Roglic dominiert: zweiter zeitfahrmeistertitel perfekt!
Primoz Roglic hat bei den slowenischen Meisterschaften in Karteljevo ein starkes Comeback gefeiert und sich den Titel im Zeitfahren gesichert. Nach einer sechjährigen Pause kehrte der 36-Jährige auf die Straßen zurück und demonstrierte eindrucksvoll seine Klasse, wobei er seine Konkurrenz klar in den Schatten stellte.

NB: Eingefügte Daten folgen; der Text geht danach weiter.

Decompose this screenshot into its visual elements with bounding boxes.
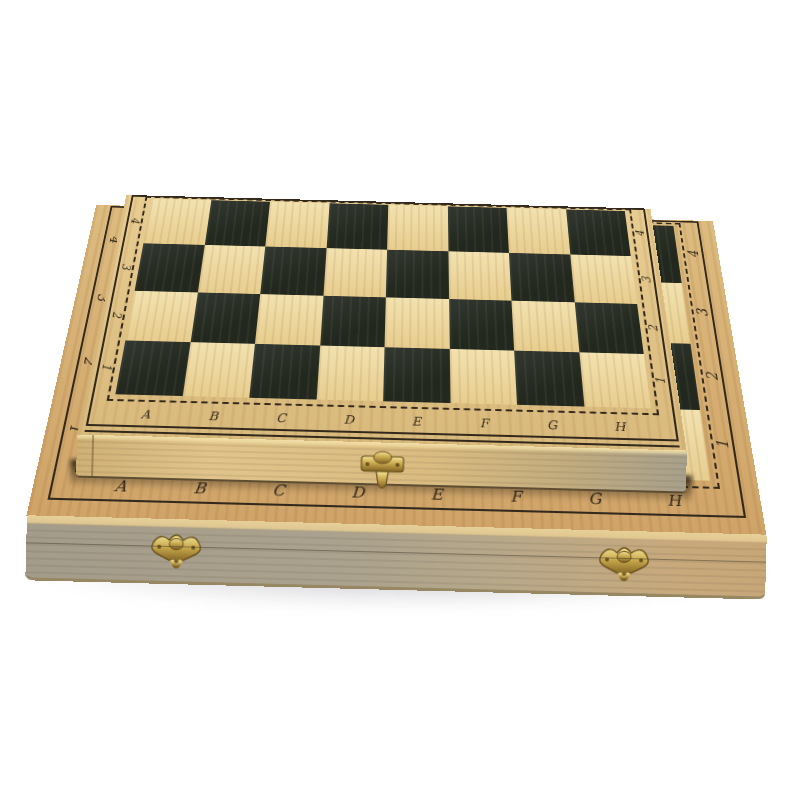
product-photo: ABCDEFGH44332211: [0, 0, 800, 800]
clasp-icon: [147, 528, 204, 577]
board-cell-b4: [204, 200, 270, 246]
board-cell-e1: [383, 347, 450, 403]
board-cell-h4: [566, 209, 631, 255]
chess-board-grid: [115, 199, 651, 409]
file-label-e: E: [382, 415, 450, 433]
top-chess-box: ABCDEFGH44332211: [11, 0, 800, 17]
board-cell-d2: [320, 295, 386, 347]
board-cell-h1: [579, 353, 651, 409]
rank-label-3: 3: [694, 302, 714, 324]
board-cell-a1: [115, 341, 190, 396]
board-cell-g2: [511, 300, 579, 352]
board-cell-e4: [387, 205, 448, 251]
rank-label-1: 1: [653, 372, 670, 391]
board-cell-d1: [316, 346, 384, 402]
board-cell-f2: [449, 299, 514, 351]
board-cell-g4: [507, 208, 570, 254]
file-label-f: F: [450, 417, 518, 435]
file-label-a: A: [110, 408, 180, 426]
rank-label-2: 2: [703, 365, 724, 388]
rank-label-4: 4: [685, 244, 704, 264]
board-cell-b1: [182, 342, 255, 397]
board-cell-d3: [323, 248, 387, 297]
board-cell-a4: [143, 199, 210, 245]
bottom-chess-box: ABCDEFGH44332211: [11, 0, 800, 17]
board-cell-f3: [448, 251, 511, 300]
file-label-b: B: [178, 410, 248, 428]
board-cell-h2: [574, 302, 644, 354]
board-cell-d4: [326, 203, 388, 249]
top-box-board-face: ABCDEFGH44332211: [77, 195, 687, 453]
clasp-icon: [359, 447, 406, 494]
board-cell-e3: [386, 250, 449, 299]
board-cell-c1: [249, 344, 320, 399]
board-cell-a3: [135, 243, 205, 292]
file-label-h: H: [585, 420, 655, 438]
board-cell-a2: [125, 290, 197, 342]
board-cell-b3: [197, 245, 265, 294]
board-cell-c2: [255, 294, 323, 346]
rank-label-3: 3: [640, 271, 656, 288]
board-cell-c4: [265, 202, 329, 248]
file-label-d: D: [314, 413, 383, 431]
scene: ABCDEFGH44332211: [0, 0, 800, 800]
board-cell-c3: [260, 246, 326, 295]
board-cell-g3: [509, 253, 574, 302]
file-label-c: C: [246, 411, 315, 429]
board-cell-h3: [570, 254, 637, 303]
clasp-icon: [595, 541, 652, 590]
file-label-g: G: [518, 418, 587, 436]
board-cell-b2: [190, 292, 260, 344]
rank-label-4: 4: [633, 226, 648, 242]
rank-label-2: 2: [646, 320, 663, 338]
board-cell-e2: [385, 297, 450, 349]
board-cell-g1: [514, 351, 584, 407]
board-cell-f1: [449, 349, 517, 405]
board-cell-f4: [447, 206, 509, 252]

Ein souveräner sieg unter schwierigen bedingungen
Die Hitze mit Temperaturen über 30 Grad Celsius machte den 28,8 Kilometer langen Kurs rund um Karteljevo zur echten Herausforderung. Roglic meisterte die Aufgabe jedoch mit Bravour und erreichte seine Bestzeit in 34:25 Minuten, womit er Roman Ermakov um beeindruckende 1:28 Minuten distanzierte. Jakob Omrzel sicherte sich den dritten Platz auf dem Podium. Das Rennen um die slowenische Zeitfahrkrone war somit entschieden, und Roglic bewies, dass er auch nach längerer Abwesenheit zu den Top-Athleten zählt.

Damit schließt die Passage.